Container #12: Pacifiction
And a few recommendations for GoMA's Melting into Air film program response to their Air exhibition.
Hello. Thank you once again for joining us.
Next Screening:
Pacifiction, Albert Serra, 2022, 164m
7pm Tuesday 6 December at The Elizabeth
On the island of Tahiti, the newly arrived High Commissioner and French government official De Roller is a calculating man with flawless and affable manners. His somewhat broad perception of his role brings him to navigate the high end ’establishment’ as well as shady venues where he mingles with the locals. Especially since a persistent rumour has been going around that he first denies before beginning to investigate: the sighting of a submarine whose ghostly presence could herald the return of French nuclear testing.
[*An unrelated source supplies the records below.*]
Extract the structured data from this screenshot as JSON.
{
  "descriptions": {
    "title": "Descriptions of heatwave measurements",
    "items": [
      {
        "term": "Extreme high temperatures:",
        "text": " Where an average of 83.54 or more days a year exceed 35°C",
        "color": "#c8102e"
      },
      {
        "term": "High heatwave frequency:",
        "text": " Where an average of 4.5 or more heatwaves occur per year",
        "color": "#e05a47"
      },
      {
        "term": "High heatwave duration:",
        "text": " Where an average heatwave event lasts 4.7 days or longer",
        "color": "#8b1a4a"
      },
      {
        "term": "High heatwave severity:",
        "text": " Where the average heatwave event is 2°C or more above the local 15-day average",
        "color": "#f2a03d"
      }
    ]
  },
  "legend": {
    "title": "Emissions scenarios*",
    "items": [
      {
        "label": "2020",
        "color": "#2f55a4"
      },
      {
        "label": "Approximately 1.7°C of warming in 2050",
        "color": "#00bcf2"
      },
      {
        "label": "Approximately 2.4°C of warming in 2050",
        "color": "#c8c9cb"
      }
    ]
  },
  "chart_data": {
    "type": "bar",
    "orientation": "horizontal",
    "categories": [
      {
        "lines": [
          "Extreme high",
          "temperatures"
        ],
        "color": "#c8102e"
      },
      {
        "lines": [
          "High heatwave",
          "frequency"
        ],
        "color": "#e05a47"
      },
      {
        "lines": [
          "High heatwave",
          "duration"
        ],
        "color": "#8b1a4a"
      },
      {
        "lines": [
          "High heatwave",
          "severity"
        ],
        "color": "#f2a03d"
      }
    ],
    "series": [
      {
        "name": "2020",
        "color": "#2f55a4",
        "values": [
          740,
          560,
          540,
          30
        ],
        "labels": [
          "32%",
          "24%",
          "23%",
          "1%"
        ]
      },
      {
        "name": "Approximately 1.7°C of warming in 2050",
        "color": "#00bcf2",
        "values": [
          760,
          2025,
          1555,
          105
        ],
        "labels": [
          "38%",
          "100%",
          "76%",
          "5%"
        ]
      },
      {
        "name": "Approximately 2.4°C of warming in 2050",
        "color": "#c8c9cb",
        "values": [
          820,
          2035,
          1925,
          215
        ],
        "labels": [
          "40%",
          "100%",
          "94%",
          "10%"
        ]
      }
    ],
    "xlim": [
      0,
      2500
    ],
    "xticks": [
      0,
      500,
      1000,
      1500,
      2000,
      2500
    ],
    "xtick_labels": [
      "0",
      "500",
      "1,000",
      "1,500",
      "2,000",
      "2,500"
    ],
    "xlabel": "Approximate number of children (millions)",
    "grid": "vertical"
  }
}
Humid and paranoid, Pacifiction skirts the central conspiracy to focus on interstitial moments. People dance and drink, conversations descend into bureaucracy and misdirection, while the general appearance, disappearance and relationship of people is hard to separate from island life. Saturated in red, green and blue, the island overwhelms its inhabitant and the film itself, becoming hypnotically suggestive of abstract menace and colonialist history. A narcotic ambient thriller grounded in torpor and one of the key films of 2022.
Unrated 15+
With thanks to Films Boutique
As always, free to all members (with membership available online or at the venue box office.)
Upcoming Screenings:
6 December: Albert Serra’s Pacifiction (pictured above)
13 December: Harmony Korine’s The Beach Bum (pictured below)
p.s. Just a gentle reminder that Pacifiction screens tomorrow night rather than next week.
Melting into Air
The Australian Cinematheque at QAGoMA have put together a great film program in response to their Air exhibition. The lineup is full of key titles but we thought we’d single out a few less known works (so skipping Red Desert, Andrei Rublev or Videodrome.)
1) earthearthearth by Daïchi Saïto (pictured and as part of the experimental ‘To Draw Breath’ shorts session.) One of the best films of 2021. An intense psychedelic landscape work filmed in the Altiplano region of Chile and Argentina then manipulated through an all analog workflow process. Horizon lines flickering like the opening of a third eye. Only screened on 35mm.
2) The Turin Horse. The last film by Bela Tarr whose Satantango happily appeared as part of the 2022 Sight & Sound Greatest Films of All Time poll. GoMA are screening the only available 35mm print of the film. This Wednesday evening.
3) Diamantino (Gabriel Abrantes & Daniel Schmidt) Pushing tonally in the other direction is Diamantino. A thriller about a soccer player trying to recapture his mojo and also the last great romantic comedy. It also includes fluffy dogs playing amid candyfloss clouds.
4) The Shout. A rarely screened 1978 film from Jerzy Skolimowski whose most recent film EO—told from the perspective of a donkey, “eo” is onomatopoeic—was one of the standouts of this year’s Cannes. The Shout is a touch different, fusing British folk horror with—for better or for worse—the exploration of Australian Indigenous mythology of Walkabout and The Last Wave.
5) Death By Hanging. While Nagisa Ōshima’s later films like In the Realm of Senses and Merry Christmas, Mr. Lawrence are reasonably easy to see (being produced by European companies helps), his earlier breakthrough works—informed by Brecht and Godard—are much harder to see properly Death By Hanging is the blackest of comedies concerning a felon who mysteriously cannot die, creating a series of absurdist bureaucratic problems that touch upon the role of the state and immigration.
Thank you. We hope to catch you on tomorrow night for our Queensland premiere of Albert Serra’s Pacifiction (did we mention it topped Cahier du Cinema’s best films of the year poll?) Then the week after we send off the year with Harmony Korine’s The Beach Bum.